Three years later and Mr O’Cathasaigh is still in Freetown, but as a private equity investor with £3 million raised from hedge funds and private investors in Britain. With his business partner Tom Cairnes, 29, he has set up ManoCap to make money from helping Sierra Leone to develop.
“We’re not on a development crusade, this is our careers,” Mr O’Cathasaigh says bluntly.
He will invest about £250,000 in different businesses run by entrepreneurial Sierra Leoneans, aiming for a 30 per cent return for his backers.
Sierra Leone’s brutal civil war ended in 2002, leaving a shattered economy and devastated population. Five years of peace have followed, during which hundreds of millions of pounds of aid money has poured into the country, including £40 million annually from Britain.
Yet Sierra Leone has stubbornly refused to show signs of improvement; its six million people are the world’s second-poorest (only the people of Niger are worse off, according to figures from the United Nations human development index).
“The private sector is the only way that Sierra Leone can work its way out of poverty,” Mr O’Cathasaigh argues - and he is not alone in believing this. In a speech on ending poverty delivered at the UN last month, Gordon Brown said: “Not only does business have the technology, the skills, the expertise for wealth and job creation . . . it is also in your best business interest to help poor countries develop.”
The flaw is in the way in which the aid system works. Aid consultants fly into a country carrying a pile of briefing papers written by other consultants. They stay for up to 12 months, are paid and then leave. “They aren’t accountable for what they do,” Mr O’Cathasaigh says.
According to Jeffrey Sachs, the economist, the system is also wasteful. Professor Sachs estimates that out of every dollar given to Africa in aid, 16 cents goes to foreign consultants rather than to the intended, poverty-stricken recipients.
With his friend and co-founder, Mr O’Cathasaigh has persuaded some business heavyweights to back their plans: ManoCap (named after West Africa’s Mano River) is chaired by Lord Stevenson, the HBOS chairman.
Unlike many of its African neighbours, Sierra Leone is only beginning to attract attention from China. It lacks the vast stores of oil and iron ore that China craves. Instead it has diamonds, gold, forests and fish - and perhaps, in the future, tourism. Before the war, British and German visitors flocked to Sierra Leone’s unspoilt sandy beaches, where palm trees nod towards clear, warm waters, and freshly grilled lobster was delivered with a smile and a low price tag. It provided the setting for the iconic 1980s advert for the Bounty chocolate bar.

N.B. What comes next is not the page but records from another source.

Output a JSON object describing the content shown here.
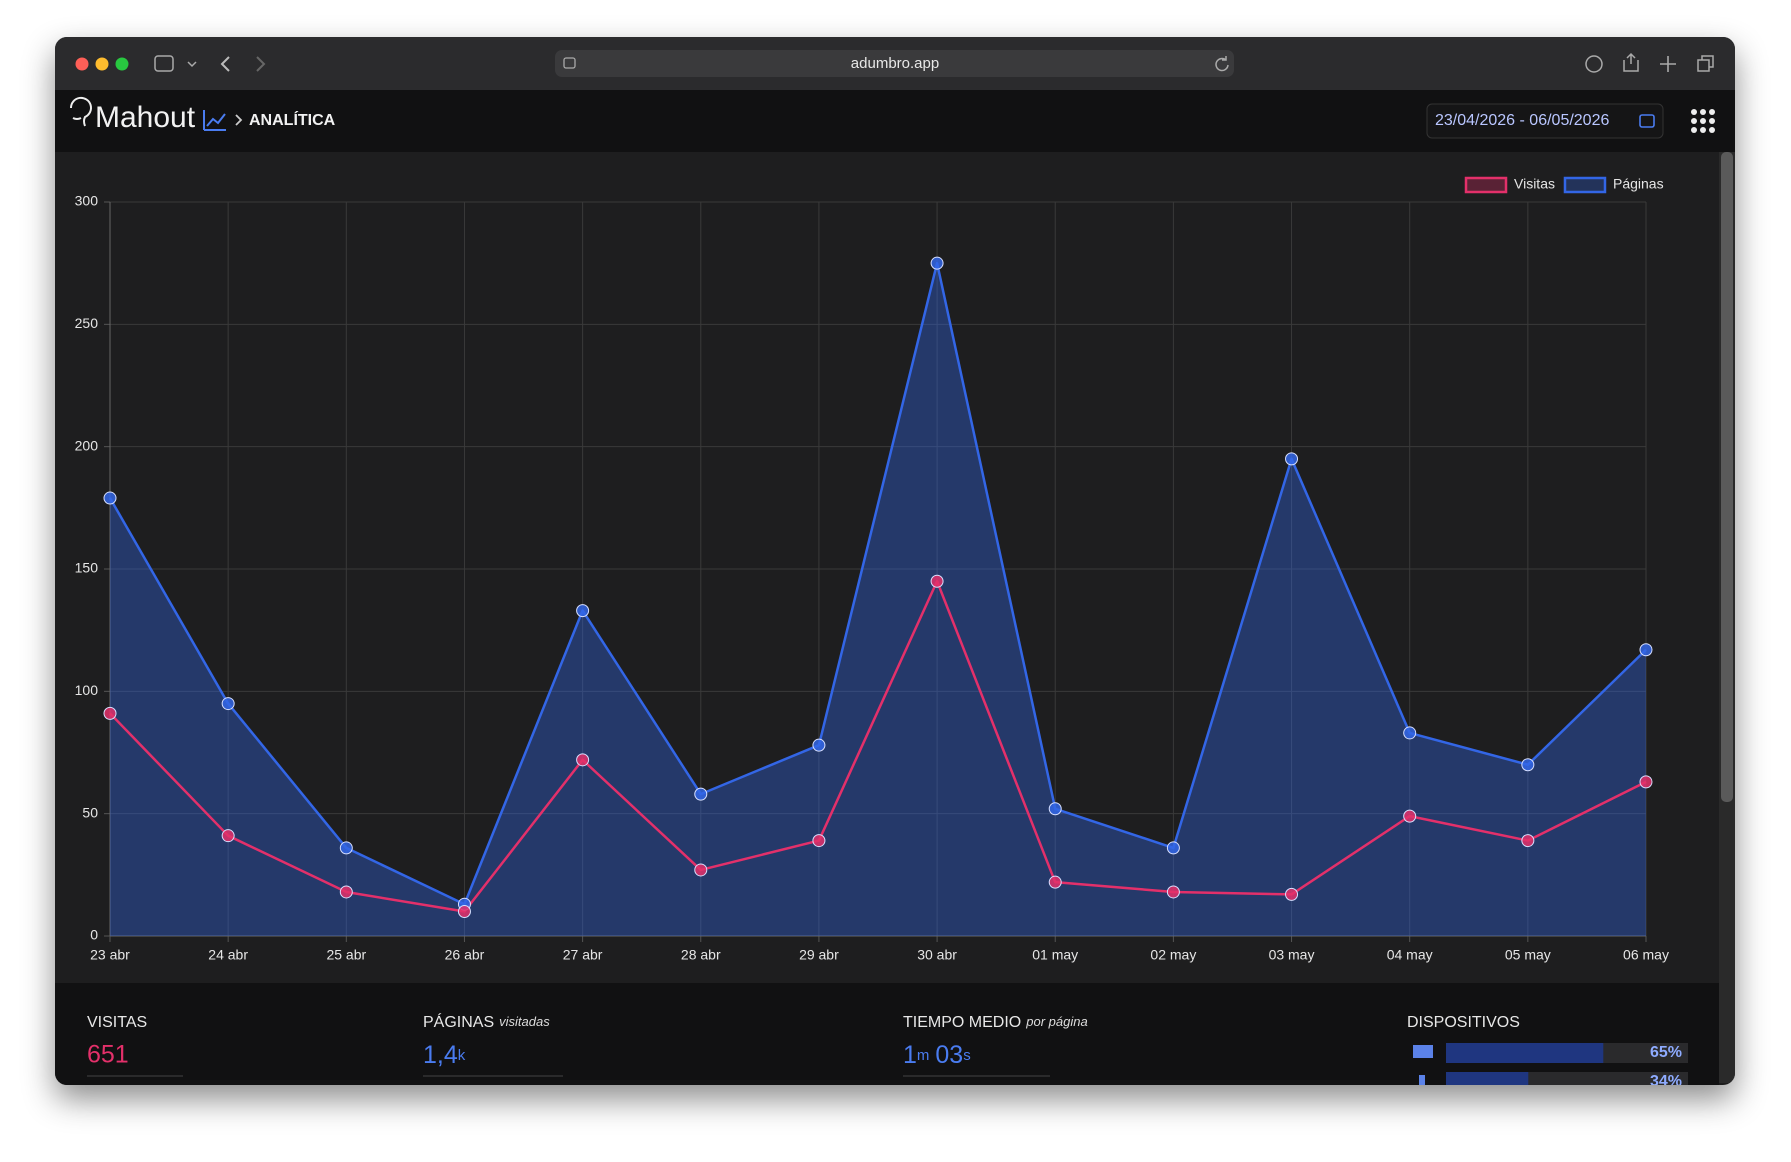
{
  "browser": {
    "url": "adumbro.app"
  },
  "header": {
    "brand": "Mahout",
    "section": "ANALÍTICA",
    "date_range": "23/04/2026 - 06/05/2026"
  },
  "chart_data": {
    "type": "line",
    "categories": [
      "23 abr",
      "24 abr",
      "25 abr",
      "26 abr",
      "27 abr",
      "28 abr",
      "29 abr",
      "30 abr",
      "01 may",
      "02 may",
      "03 may",
      "04 may",
      "05 may",
      "06 may"
    ],
    "series": [
      {
        "name": "Visitas",
        "color": "#e3306a",
        "values": [
          91,
          41,
          18,
          10,
          72,
          27,
          39,
          145,
          22,
          18,
          17,
          49,
          39,
          63
        ]
      },
      {
        "name": "Páginas",
        "color": "#3366e6",
        "fill": true,
        "values": [
          179,
          95,
          36,
          13,
          133,
          58,
          78,
          275,
          52,
          36,
          195,
          83,
          70,
          117
        ]
      }
    ],
    "ylim": [
      0,
      300
    ],
    "yticks": [
      0,
      50,
      100,
      150,
      200,
      250,
      300
    ],
    "grid": true,
    "legend": "top-right"
  },
  "stats": {
    "visits": {
      "label": "VISITAS",
      "value": "651"
    },
    "pages": {
      "label": "PÁGINAS",
      "note": "visitadas",
      "value": "1,4",
      "unit": "k"
    },
    "time": {
      "label": "TIEMPO MEDIO",
      "note": "por página",
      "minutes": "1",
      "minutes_unit": "m",
      "seconds": "03",
      "seconds_unit": "s"
    },
    "devices": {
      "label": "DISPOSITIVOS",
      "values": [
        65,
        34
      ],
      "value_labels": [
        "65%",
        "34%"
      ]
    }
  }
}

ManoCap will not invest in mining, which is dominated by Lebanese-funded artisanal miners who sift stones from muddy pits in the east of the country and by South African and Israeli companies. But Mr O’Cathasaigh sees “huge opportunities” in the fisheries industry, agriculture, financial services, manufacturing and tourism. The fund’s first investment in a local food and beverage manufacturer should be concluded in the next six weeks.
Hindering investment is the fact that Sierra Leone, despite its small size - it is half as big as England - and relatively limited resources, is as corrupt as Nigeria, according to rankings from the Transparency International Index. “Corruption is an enormous challenge; it makes very attractive sectors uneconomical and in small ways you are asked for stuff every day,” Mr O’Cathasaigh admits. The legal framework is also very weak.
Despite the challenges of working in a postconflict country, Mr O’Cathasaigh is not leaving. He and Mr Cairnes will stay in Freetown throughout their fund’s seven-year life and hope to raise a second fund to target larger projects and regional investments.
Yet there are downsides. “The fact that most things don’t work is frustrating,” Mr O’Cathasaigh says. “And if you ask Tom he’ll tell you it’s hard to meet the girl of your dreams.”